Karena dorongan suami tercinta, saya pergi ke dokter, saat ini saya tidak memakai fasilitas askes kantor, karena tidak mungkin saya pergi ke dokter di surabaya yang jauhnya dari ujung ke ujung jika berangkat dari rumah saya. Suami menawarkan asuransi untuk istri yang ia terima dari perusahaan tempat dia bekerja. Enaknya asuransi ini, kita bisa langsung ke dokter specialist tanpa rujukan. Saya melenggang ke THT ditemani suami saya. Saya menceritakan sejarah penyakit saya, saya juga menceritakan kalau hasil ct scan saya hilang. Saya diperiksa. Tenggorokan diperiksa, hidung diperiksa, lalu lidah saya terjulur dan ditekan sambil diminta berteriak aaaaa,eeee. Saya diminta foto dulu. Hasilnya sinus kanan dan kiri bengkak, ternyata pita suara saya juga bengkak. Saya dilarang mengkonsumsi makanan pedas, minuman dingin. Yang bikin saya jengkel, saya dilarang melatih paduan suara, saya dilarang bernyanyi, saya dilarang sering2 mengeluarkan suara. Padahal saat itu saya sudah ditawarin untuk melatih lagi di salah satu univ untuk pengukuhan guru besar, saya sudah diminta lingkungan untuk bantu paduan suara buat tugas bulan mei, bahkan wilayah sudah memasukkan list nama saya sebagai pendukung alto untuk misa jumat agung. Maafkan aku Tuhan, tak bisa bernyanyi bagiMu. Yang bikin saya lebih jengkel dan menggerutu, obat yang harus saya minum banyak. Saya juga wajib ikut fisioterapi tiap hari selama 20 menit. Sinus kanan kiri saya dipanasi. Dan tahu gak? Jika saya total dari pengobatan awal minggu lalu senin 18 feb, terapi, obat, hingga kontrol 23 feb total biaya yang keluar adalah 800 ribu. Waaah..kalau buat beli susunya edgar bisa dapat banyak tuh. Thanks bagi Tuhan, karena ternyata semua itu telah dibayar oleh asuransi kesehatan pihak kantor suami saya.

Sekarang?
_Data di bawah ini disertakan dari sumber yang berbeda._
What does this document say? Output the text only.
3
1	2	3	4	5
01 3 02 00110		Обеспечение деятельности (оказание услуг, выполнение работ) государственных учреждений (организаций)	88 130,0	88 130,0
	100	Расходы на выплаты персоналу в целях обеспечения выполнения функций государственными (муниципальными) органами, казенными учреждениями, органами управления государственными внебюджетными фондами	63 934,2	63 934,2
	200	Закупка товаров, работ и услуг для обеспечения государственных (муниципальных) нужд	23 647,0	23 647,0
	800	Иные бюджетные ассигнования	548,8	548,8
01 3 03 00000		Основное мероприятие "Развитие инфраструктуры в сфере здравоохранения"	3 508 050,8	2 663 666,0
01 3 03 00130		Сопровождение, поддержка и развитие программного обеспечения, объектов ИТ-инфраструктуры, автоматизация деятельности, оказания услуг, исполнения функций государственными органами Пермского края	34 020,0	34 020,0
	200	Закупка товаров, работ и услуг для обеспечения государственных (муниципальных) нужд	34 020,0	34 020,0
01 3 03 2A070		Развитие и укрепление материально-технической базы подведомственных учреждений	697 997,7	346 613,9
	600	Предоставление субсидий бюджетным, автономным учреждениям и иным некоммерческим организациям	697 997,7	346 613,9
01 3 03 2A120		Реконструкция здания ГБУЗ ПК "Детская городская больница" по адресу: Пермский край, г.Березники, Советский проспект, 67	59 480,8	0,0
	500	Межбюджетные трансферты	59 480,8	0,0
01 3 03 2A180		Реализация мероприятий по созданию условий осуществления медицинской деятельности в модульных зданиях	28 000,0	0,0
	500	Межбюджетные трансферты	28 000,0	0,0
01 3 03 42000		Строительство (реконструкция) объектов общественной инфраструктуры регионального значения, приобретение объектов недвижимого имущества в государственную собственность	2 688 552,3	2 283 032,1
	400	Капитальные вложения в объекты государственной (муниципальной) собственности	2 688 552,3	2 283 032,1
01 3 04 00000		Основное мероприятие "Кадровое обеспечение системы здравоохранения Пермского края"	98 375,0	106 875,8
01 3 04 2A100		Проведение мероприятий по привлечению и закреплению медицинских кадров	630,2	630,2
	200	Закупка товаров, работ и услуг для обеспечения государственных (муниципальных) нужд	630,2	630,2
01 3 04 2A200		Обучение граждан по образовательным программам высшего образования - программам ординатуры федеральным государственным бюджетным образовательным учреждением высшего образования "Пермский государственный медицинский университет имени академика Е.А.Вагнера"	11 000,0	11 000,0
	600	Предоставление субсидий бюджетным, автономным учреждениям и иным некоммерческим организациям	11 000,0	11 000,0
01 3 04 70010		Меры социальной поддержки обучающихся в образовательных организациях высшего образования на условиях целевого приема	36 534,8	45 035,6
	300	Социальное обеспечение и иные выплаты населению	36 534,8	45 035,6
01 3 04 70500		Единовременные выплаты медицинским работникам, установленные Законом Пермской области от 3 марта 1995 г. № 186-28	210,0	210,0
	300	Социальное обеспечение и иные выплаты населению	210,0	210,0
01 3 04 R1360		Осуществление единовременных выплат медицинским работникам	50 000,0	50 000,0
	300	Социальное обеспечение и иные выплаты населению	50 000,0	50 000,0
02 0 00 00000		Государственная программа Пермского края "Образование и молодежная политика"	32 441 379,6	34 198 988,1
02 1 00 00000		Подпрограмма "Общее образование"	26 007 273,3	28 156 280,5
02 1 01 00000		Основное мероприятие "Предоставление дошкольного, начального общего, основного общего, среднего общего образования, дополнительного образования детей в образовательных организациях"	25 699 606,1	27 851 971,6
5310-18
Jangan tanya saya, penyakit ini tetap masih saya rasakan menyiksa. Tenggorokan kalau buat menelan rasanya sakit, tetapi saya menghentikan konsumsi obat. Karena 2 hari yang lalu saya sering mengalami kejang perut, kaku perut hingga menembus punggung dan pinggang. Suami saya juga bikin saya takut, katanya mungkin saya ginjal, halah...saya jadi stop obat, minum air putih banyak. Jadi berprasangka yang gak-gak.
Duh..saya tidak mau sakit lagi. Saya mau selalu sehat. Saya ingin selalu menjaga Edgar hingga ia dewasa.

Kesehatan mahal harganya. Saya jadi berpikir, seandainya saya tak memiliki asuransi mungkin sayapun tak mau nekad berobat, karena bagi saya yang terpenting ada susu anak saya bisa terpenuhi. Kadang saya jadi berpikir, bagaimana nasib mereka yang lebih tak beruntung dari saya. Mereka yang benar-benar tak punya uang, tak punya asuransi tetapi mereka sakit keras. Mereka pasti sangat bingung.

Semoga ini adalah sakit yang terakhir. Jangan sampai saya sakit-sakit lagi. Capek deh minum obat, capek ke dokter, capek ngantri.